Why the proliferation of misery memoir?

Recently I happened to be in Belfast’s WH Smith searching for a card to give to my mother for Mother’s Day. In such shops the calendar year is punctuated almost weekly by festivals of consumerism for which it is absolutely imperative to expend one’s money on the tat suggested by appropriate displays (if you do not you are being both churlish and negligent). Mother’s Day is just such an event, sandwiched between Christmas and St Patrick’s Day, and Smith’s were punting, amongst other wonderful items, cards which would speak to your mother in the dulcet tones of Elvis Presley, Cliff Richard, Donnie Osmond or indeed Daniel O’Donnell. Classy.

With a card sorted out the intrepid shopper needs a gift to go alongside and with its roots primarily as a book-seller, Smith’s were offering a range of appropriate titles. Alongside the displays of romances and celebrity biographies, outfitted in saccharine Mother’s Day lavender and bedecked with images of fluffy puppies, sat a large – nae a bursting – section entitled “Miserable Childhoods”. Assenting to the basic tenet of market capitalism, supply conforming to demand, it can only be assumed that a not insubstantial proportion of offspring wish to pay tribute to their mother’s nurturing skills by presenting her 500 odd pages detailing the desolation which can be wreaked on a child.

Of course the reason that so many books detailing miserable childhoods are published is because people read them. Over at Comment Is Free, Libby Brooks asks why authenticity is so important to readers and why there is an insistence that such stories are memoirs rather than fiction. Misery memoirs, whether concerned with childhood or not, have been subject to allegations of embellishment and have even been exposed as entirely manufactured. Brooks mentions James Frey’s addiction ‘memoir’ A Million Little Pieces and Margaret Seltzer, whose book about a drug-running mixed race child was exposed as fiction. I recall controversy concerning the authenticity of Frank McCourt’s books and the storm of protest issuing from Limerick in particular when Angela’s Ashes became popular. Brooks argues that ‘all writing is creative’ and the veracity of these books is not an issue if they are written well and point to a more universal truth.

I wonder why exactly these books have become so popular at all.
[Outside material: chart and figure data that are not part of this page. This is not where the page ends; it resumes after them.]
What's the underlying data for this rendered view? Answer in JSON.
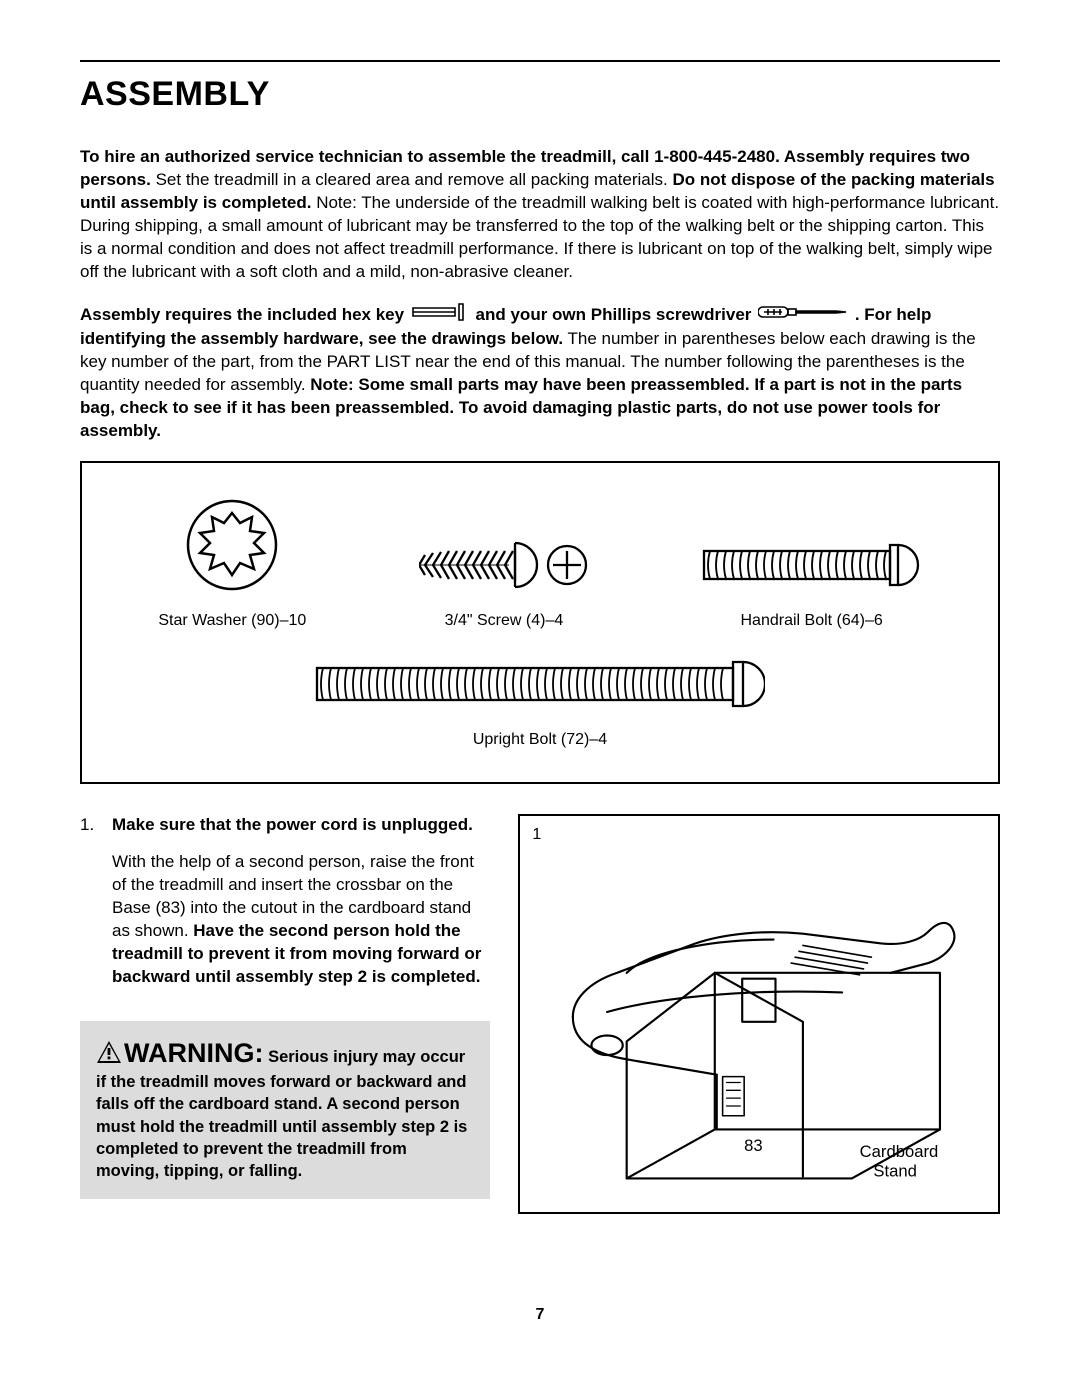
{
  "heading": "ASSEMBLY",
  "intro": {
    "bold1": "To hire an authorized service technician to assemble the treadmill, call 1-800-445-2480. Assembly requires two persons.",
    "plain1": " Set the treadmill in a cleared area and remove all packing materials. ",
    "bold2": "Do not dispose of the packing materials until assembly is completed.",
    "plain2": " Note: The underside of the treadmill walking belt is coated with high-performance lubricant. During shipping, a small amount of lubricant may be transferred to the top of the walking belt or the shipping carton. This is a normal condition and does not affect treadmill performance. If there is lubricant on top of the walking belt, simply wipe off the lubricant with a soft cloth and a mild, non-abrasive cleaner."
  },
  "tools": {
    "bold_pre_hex": "Assembly requires the included hex key ",
    "bold_mid": " and your own Phillips screwdriver ",
    "bold_post": " . For help identifying the assembly hardware, see the drawings below.",
    "plain": " The number in parentheses below each drawing is the key number of the part, from the PART LIST near the end of this manual. The number following the parentheses is the quantity needed for assembly. ",
    "bold_note": "Note: Some small parts may have been preassembled. If a part is not in the parts bag, check to see if it has been preassembled. To avoid damaging plastic parts, do not use power tools for assembly."
  },
  "hardware": {
    "star_washer": "Star Washer (90)–10",
    "screw": "3/4\" Screw (4)–4",
    "handrail_bolt": "Handrail Bolt (64)–6",
    "upright_bolt": "Upright Bolt (72)–4"
  },
  "step1": {
    "number": "1.",
    "bold_first": "Make sure that the power cord is unplugged.",
    "plain": "With the help of a second person, raise the front of the treadmill and insert the crossbar on the Base (83) into the cutout in the cardboard stand as shown. ",
    "bold_second": "Have the second person hold the treadmill to prevent it from moving forward or backward until assembly step 2 is completed."
  },
  "warning": {
    "label": "WARNING:",
    "lead": " Serious injury may occur if the treadmill moves forward or backward and falls off the cardboard stand. A second person must hold the treadmill until assembly step 2 is completed to prevent the treadmill from moving, tipping, or falling."
  },
  "figure": {
    "step_num": "1",
    "label_83": "83",
    "label_stand1": "Cardboard",
    "label_stand2": "Stand"
  },
  "page_number": "7",
  "colors": {
    "text": "#000000",
    "background": "#ffffff",
    "warning_bg": "#dcdcdc",
    "border": "#000000"
  }
}
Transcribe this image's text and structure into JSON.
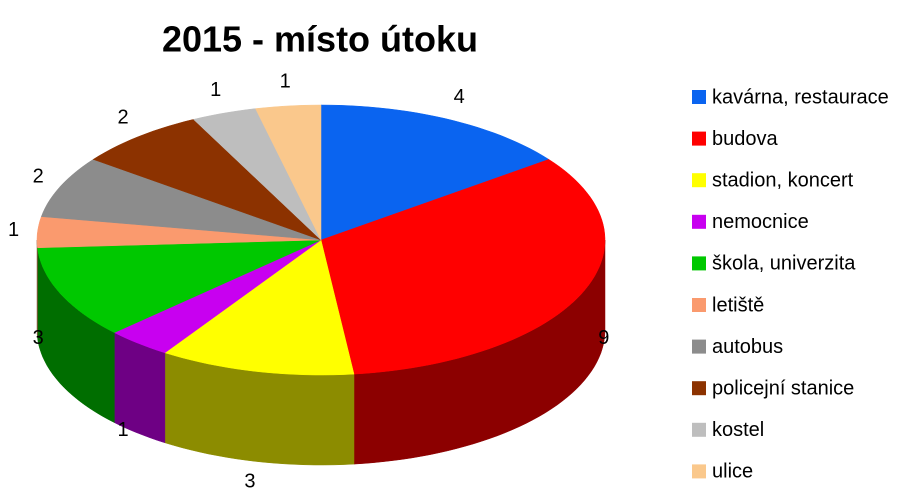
{
  "chart_data": {
    "type": "pie3d",
    "title": "2015 - místo útoku",
    "categories": [
      "kavárna, restaurace",
      "budova",
      "stadion, koncert",
      "nemocnice",
      "škola, univerzita",
      "letiště",
      "autobus",
      "policejní stanice",
      "kostel",
      "ulice"
    ],
    "values": [
      4,
      9,
      3,
      1,
      3,
      1,
      2,
      2,
      1,
      1
    ],
    "colors": [
      "#0a64f0",
      "#ff0000",
      "#ffff00",
      "#c800f0",
      "#00c800",
      "#fa9a6e",
      "#8c8c8c",
      "#8c3200",
      "#bebebe",
      "#fac88c"
    ],
    "legend": "right"
  }
}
That some people who have undergone terrible experiences have turned these into successful books does not surprise me, but I wonder what it says about readers that there is such a voracious appetite for misery. Reading a book is not a passive experience like watching television or a film, nor is it a short-lived experience such as reading a newspaper article. When you read a book, you spend a substantial amount of time with that book. You build a relationship with it and develop an emotional connection with its narrative. What motivates people to spend so much time immersed in the unpleasant experiences of others?

In Libby Brook’s article she suggests that “proxy maundering is [being] mistaken for emotional literacy”. This proxy maundering can sometimes be fairly indistinguishable from lurid fascination. The content of these childhood memoirs seems to be disproportionately concerned with physical, psychological and sexual abuse. For me it is sufficient to know that these things occur and perhaps to hear of their occurrence on news bulletins. I appreciate that they are hugely damaging and I understand that it is imperative to attempt to stop such things. I do not need to immerse myself in the worlds of successive victims and nor frankly do I want to. If a book is exceptional it may illuminate, educate and enlighten in a way that enriches the reader, but the sheer proliferation of these titles makes me sceptical as to their quality.

Comments

Hernandez said…
Is there really a section called Miserable Childhoods? Maybe it's a bit like Eastenders - people are comforted by the fact that there are others who are worse off than them.